Additive Manufacturing: Beyond the Beam II: Novel Solid State Processing
Sponsored by: TMS Materials Processing and Manufacturing Division, TMS: Powder Materials Committee, TMS: Additive Manufacturing Committee
Program Organizers: Paul Prichard, Kennametal Inc.; James Paramore, Texas A&M University; Peeyush Nandwana, Oak Ridge National Laboratory; Nihan Tuncer, Desktop Metal

Thursday 2:00 PM
March 18, 2021
Room: RM 4
Location: TMS2021 Virtual

Session Chair: Peeyush Nandwana, Oak Ridge National Lab


2:00 PM  
Control of High-temperature Drop-on-demand Metal Jetting Through Numerical Modelling and Experimentation: Negar Gilani1; Nesma Aboulkhair1; Marco Simonelli1; Ian Ashcroft1; Richard Hague1; 1University of Nottingham
    In drop-on-demand metal jetting, molten metal droplets are dispensed and deposited at precise locations to fabricate functional objects.

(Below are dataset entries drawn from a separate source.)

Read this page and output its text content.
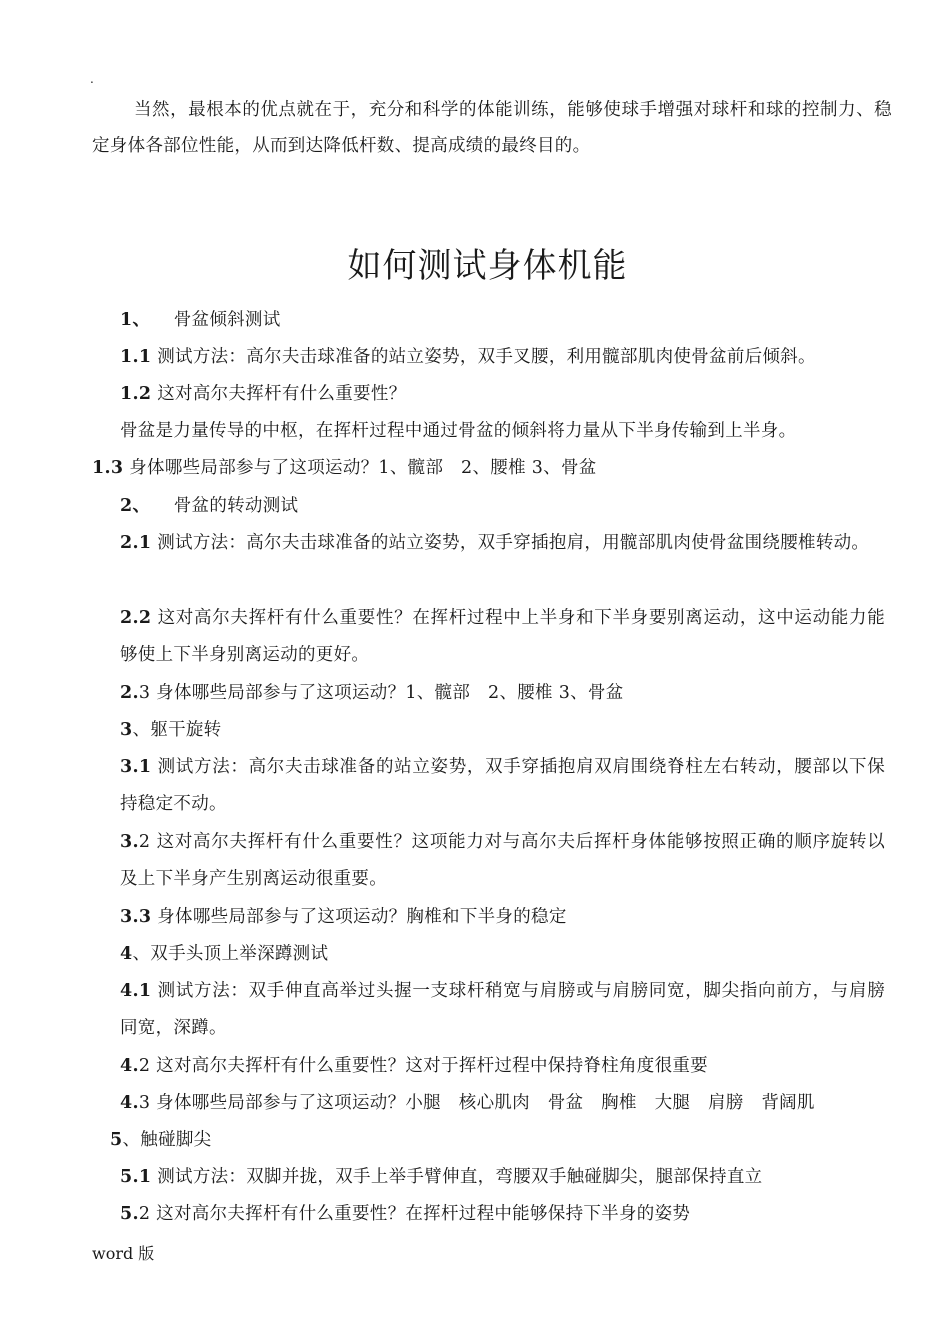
.

当然，最根本的优点就在于，充分和科学的体能训练，能够使球手增强对球杆和球的控制力、稳定身体各部位性能，从而到达降低杆数、提高成绩的最终目的。

如何测试身体机能
1、 骨盆倾斜测试
1.1 测试方法：高尔夫击球准备的站立姿势，双手叉腰，利用髋部肌肉使骨盆前后倾斜。
1.2 这对高尔夫挥杆有什么重要性？
骨盆是力量传导的中枢，在挥杆过程中通过骨盆的倾斜将力量从下半身传输到上半身。
1.3 身体哪些局部参与了这项运动？1、髋部　2、腰椎 3、骨盆
2、 骨盆的转动测试
2.1 测试方法：高尔夫击球准备的站立姿势，双手穿插抱肩，用髋部肌肉使骨盆围绕腰椎转动。
2.2 这对高尔夫挥杆有什么重要性？在挥杆过程中上半身和下半身要别离运动，这中运动能力能够使上下半身别离运动的更好。
2.3 身体哪些局部参与了这项运动？1、髋部　2、腰椎 3、骨盆
3、躯干旋转
3.1 测试方法：高尔夫击球准备的站立姿势，双手穿插抱肩双肩围绕脊柱左右转动，腰部以下保持稳定不动。
3.2 这对高尔夫挥杆有什么重要性？这项能力对与高尔夫后挥杆身体能够按照正确的顺序旋转以及上下半身产生别离运动很重要。
3.3 身体哪些局部参与了这项运动？胸椎和下半身的稳定
4、双手头顶上举深蹲测试
4.1 测试方法：双手伸直高举过头握一支球杆稍宽与肩膀或与肩膀同宽，脚尖指向前方，与肩膀同宽，深蹲。
4.2 这对高尔夫挥杆有什么重要性？这对于挥杆过程中保持脊柱角度很重要
4.3 身体哪些局部参与了这项运动？小腿　核心肌肉　骨盆　胸椎　大腿　肩膀　背阔肌
5、触碰脚尖
5.1 测试方法：双脚并拢，双手上举手臂伸直，弯腰双手触碰脚尖，腿部保持直立
5.2 这对高尔夫挥杆有什么重要性？在挥杆过程中能够保持下半身的姿势
word 版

This emerging technology opens new opportunities to produce intricate metallic components. MetalJet, the novel technique introduced in this study has the capacity to produce molten microdroplets (~70 µm) of high-temperature metals (up to 2000 °C) to form single and multi-material objects. Numerous applications, such as flexible circuits, advanced electronic components and biotechnologies, are considered using MetalJet. However, the full exploitation of the technology is impeded by the lack of knowledge on the fundamental physical phenomena occurring during the printing process. These consist of the level and nature of droplet bonding to the substrate, inter-droplet bonding, the residual stresses built-up, deformations, and the final microstructure of the printed parts. This study uses an integrated computational and experimental approach to provide insights that address these remaining questions.